Probably, at least in part, because people who voted leave are also more afraid of immigrants taking their low-skilled jobs.
A larger flow of migrants from Eastern Europe reaching a local authority area with a larger share of unqualified people or a larger share of manufacturing workers is associated with a larger Vote Leave share, whereas the opposite is true when a large flow of migrants from Eastern Europe reaches an area with a large share of those working in finance, or an area with higher median hourly pay.
[from https://academic.oup.com/economicpolicy/article/32/92/601/4459491]
Among the alternative interpretations given to this fact (by some comments on that paper) is that direct messaging and/or the tabloid press may be responsible for these differences, because the low-education segment prefers to read that kind of press and/or was more susceptible to direct misinformation via Leave campaign adds (including about the effects of immigration).
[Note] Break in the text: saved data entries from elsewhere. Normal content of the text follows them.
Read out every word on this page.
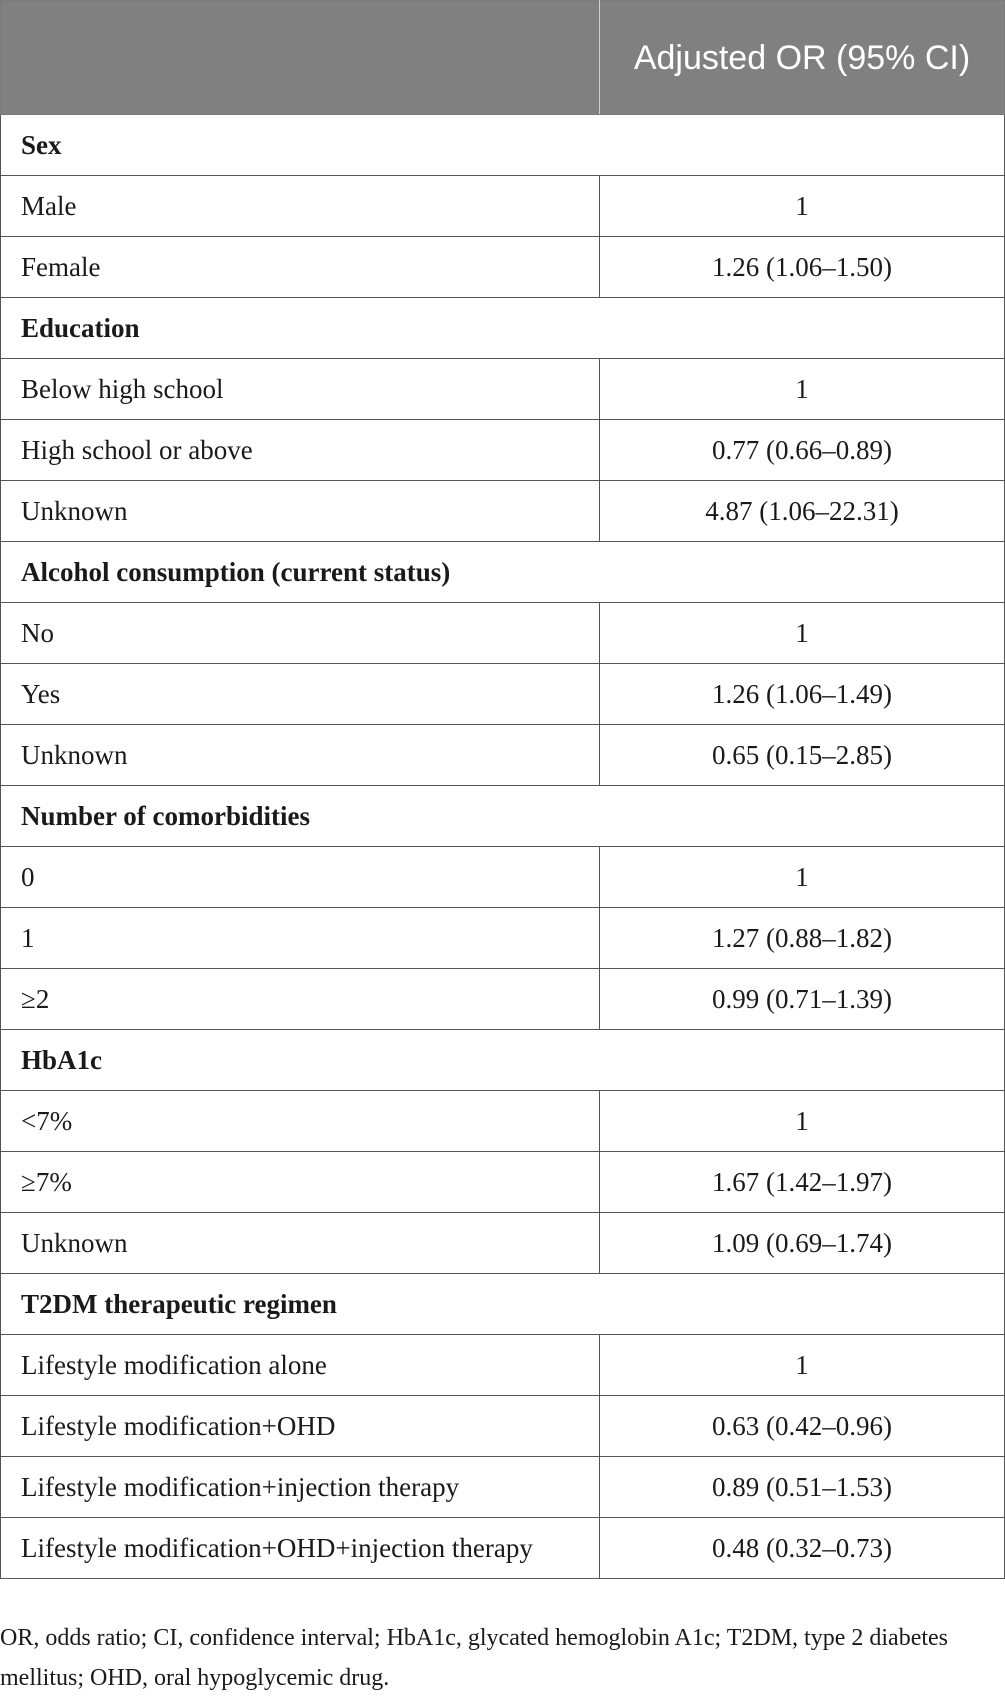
	Adjusted OR (95% CI)
Sex	
Male	1
Female	1.26 (1.06–1.50)
Education	
Below high school	1
High school or above	0.77 (0.66–0.89)
Unknown	4.87 (1.06–22.31)
Alcohol consumption (current status)	
No	1
Yes	1.26 (1.06–1.49)
Unknown	0.65 (0.15–2.85)
Number of comorbidities	
0	1
1	1.27 (0.88–1.82)
≥2	0.99 (0.71–1.39)
HbA1c	
<7%	1
≥7%	1.67 (1.42–1.97)
Unknown	1.09 (0.69–1.74)
T2DM therapeutic regimen	
Lifestyle modification alone	1
Lifestyle modification+OHD	0.63 (0.42–0.96)
Lifestyle modification+injection therapy	0.89 (0.51–1.53)
Lifestyle modification+OHD+injection therapy	0.48 (0.32–0.73)
OR, odds ratio; CI, confidence interval; HbA1c, glycated hemoglobin A1c; T2DM, type 2 diabetes mellitus; OHD, oral hypoglycemic drug.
But there's no data in the paper itself to directly support this alternative interpretation. (There might be some elsewhere; the panel discussion ended with some calls for more direct research on the differential effects of misinformation on the low-education vs high-education voters.)
I'll try to find something split by education (and more recent), but in the UK in general the opinion that immigrants "take" the natives' jobs was higher than in some other large EU countries, at least in 2011:
The press and politicians that ultimately backed Brexit were clearly spreading/supprting these ideas long before, e.g. 2011-era news:
Migrants 'take the jobs from young Britons'
Mass immigration poses the biggest threat to the Coalition’s attempts to get millions of people off benefits as foreign workers take low-paid jobs, Iain Duncan Smith [the Work and Pensions Secretary] will warn today.
(Some years later Iain Duncan Smith argued for Brexit.) Whether their message got across because the low-educated are more gullible or just because the message was correct and the low-educated really had something to fear is something surely interesting in itself, but I think there's little doubt that the message resonated with some low-education voters who were described as the main victim of immigration.
And interesting aspect is that the difference of opinions on immigration in the UK is larger by education (of the respondent) than it is by age (of the respondent) :
I think this mostly rules out that education is simply a proxy for age when it comes to views on immigration (despite the fact that younger cohorts are more educated.)
The same is true for the actual vote to leave, i.e. age does not "explain out" the effect of education:
To examine whether or not this is
the case in Table 4 we show the level of support for Remain broken
down by age and highest educational qualification combined. From
this it is clear that, of the two, it is educational background that is
by far the more important. Within each age group, there is a big
difference between graduates and those whose highest qualification
is a GCSE or less in the level of support registered for staying in the
EU. In the case of those aged between 35 and 54, for example, as
many as 81% of graduates voted to remain, compared with just 37%
of those whose highest qualification is a GCSE or less; a difference of
44 points. In contrast, older graduates were only 10 points less likely
than younger ones to vote for Remain, while the age gap among
those with a GCSE or less is only 7 points. Only among those whose
highest qualification is less than a degree but more than a GCSE is
there a substantial age difference. Even so, at 30 points, it is less
than the gap within all of our age groups between graduates and
those with a GCSE or less.
They come to same conclusion using regarding social class not being able to just explain away education here. (Quotes and figures on that omitted by me here; see table 3 in paper.)
The degree of shift in Leave opinion stratified by education is also interesting in the year before the referendum, with a large boost in the least educated segment. Also, people who held libertarian (including pro-immigration) views were least influenced by the Leave campaign.